Why is TradFi taking it so seriously?
Because I think there's a lot of value there.
But that was really bullish to me.
Hearing Geordi say something positive about ETH for the first time in a long time, he's starting to get it.
He's beginning to believe.
I thought of the scene from The Matrix where Morpheus says about Neo, he's beginning to believe.
It's like, oh boy, we're going to start to get Geordi here.
That's awesome.
There were a lot of great speakers.
I want to say that there were like a lot of great people.
Raul Paul was there.
A lot of other people though.
I sat and personally listened to Steven Mirren, who's a sitting governor of the federal reserve speak at a crypto event, which is something I never thought I would see happen.
A central banker at a crypto event.
But yeah, there was just a lot of great people, a lot of great energy, great speakers, wonderful people.

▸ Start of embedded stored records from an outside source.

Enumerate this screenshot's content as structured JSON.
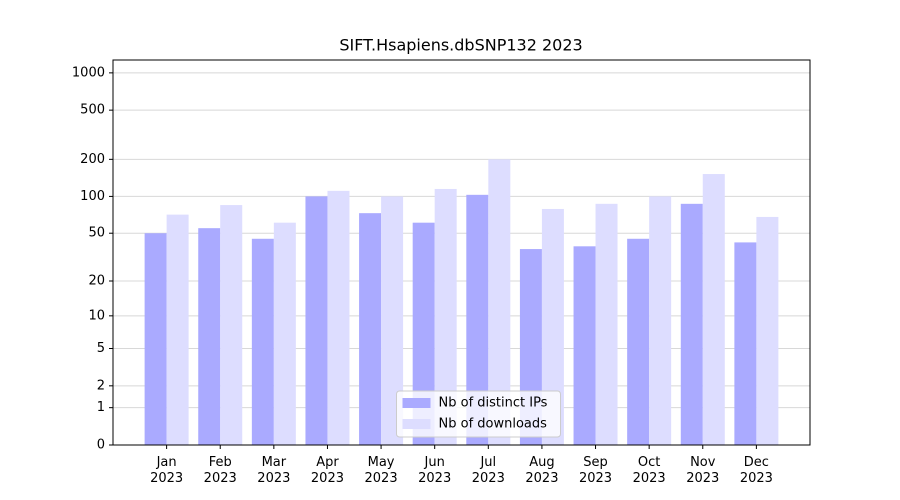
{
  "chart_data": {
    "type": "bar",
    "title": "SIFT.Hsapiens.dbSNP132 2023",
    "scale": "log1p",
    "categories": [
      [
        "Jan",
        "2023"
      ],
      [
        "Feb",
        "2023"
      ],
      [
        "Mar",
        "2023"
      ],
      [
        "Apr",
        "2023"
      ],
      [
        "May",
        "2023"
      ],
      [
        "Jun",
        "2023"
      ],
      [
        "Jul",
        "2023"
      ],
      [
        "Aug",
        "2023"
      ],
      [
        "Sep",
        "2023"
      ],
      [
        "Oct",
        "2023"
      ],
      [
        "Nov",
        "2023"
      ],
      [
        "Dec",
        "2023"
      ]
    ],
    "series": [
      {
        "name": "Nb of distinct IPs",
        "color": "#aaaaff",
        "values": [
          50,
          55,
          45,
          100,
          73,
          61,
          103,
          37,
          39,
          45,
          87,
          42
        ]
      },
      {
        "name": "Nb of downloads",
        "color": "#ddddff",
        "values": [
          71,
          85,
          61,
          111,
          100,
          115,
          200,
          79,
          87,
          100,
          152,
          68
        ]
      }
    ],
    "ylim": [
      0,
      1270
    ],
    "yticks": [
      0,
      1,
      2,
      5,
      10,
      20,
      50,
      100,
      200,
      500,
      1000
    ],
    "grid": true,
    "legend": "lower center"
  }
}
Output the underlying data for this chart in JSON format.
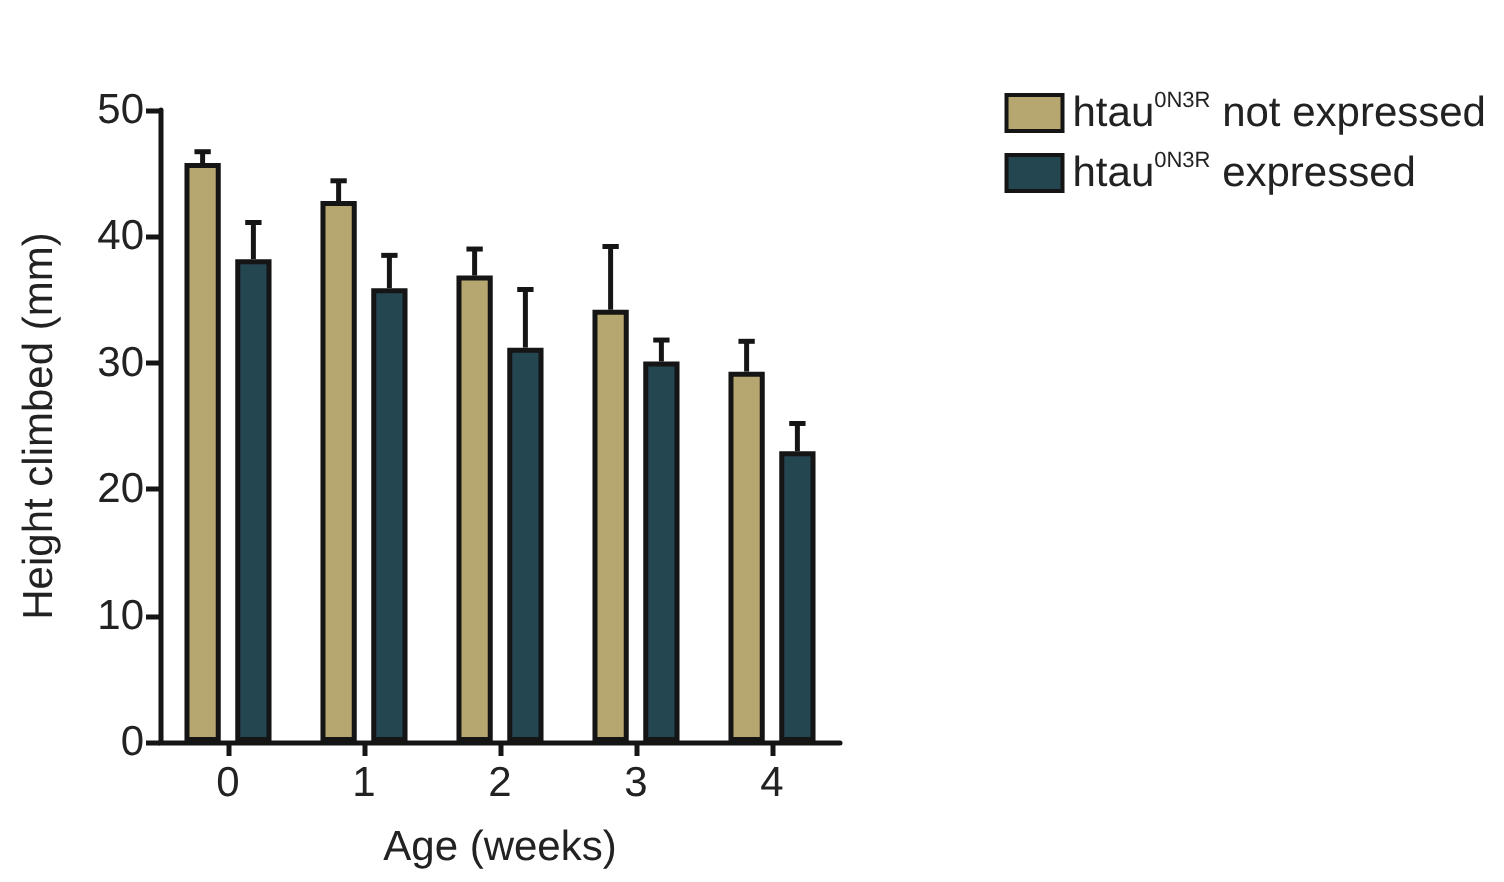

Joe Shalom from Sharp Link, the old friend of mine from BlackRock, like a lot of great people.
So yeah, really wonderful conference.
Joe Shalom that you've had on the show that we've had on this show.
Yeah, of course.
Yeah, yeah, yeah.
Yeah, exactly.
Yeah, you had him on the show a couple months back.
Also one of our best episodes.
And great.
And you know what?
And even with that answer, not only did you bring the whole show back all the way, you brought it back to ETH.
You even brought it back to ETH with your answer.
Talk about how one of the best or one of the most popular like AI, crypto, macro, like the heads of our, especially of our circles these days.
said that he's bullish on ETH, man.
I feel like that's pretty exciting for you and for us and for anybody who's in ETH Maxie, which I think is a lot of the people listening to the show as well.
John, another wonderful show, man.
Thank you so much.
Let's have a great week, regardless of the nachos and tacos and salsas or whatever else is going to happen.
And thank you again, sir, for your thoughts.
Always a pleasure.
Thanks for having me, LG.
Happy to be here.
I'm really glad to be part of this community.
So stay safe, stay educated, stay bullish.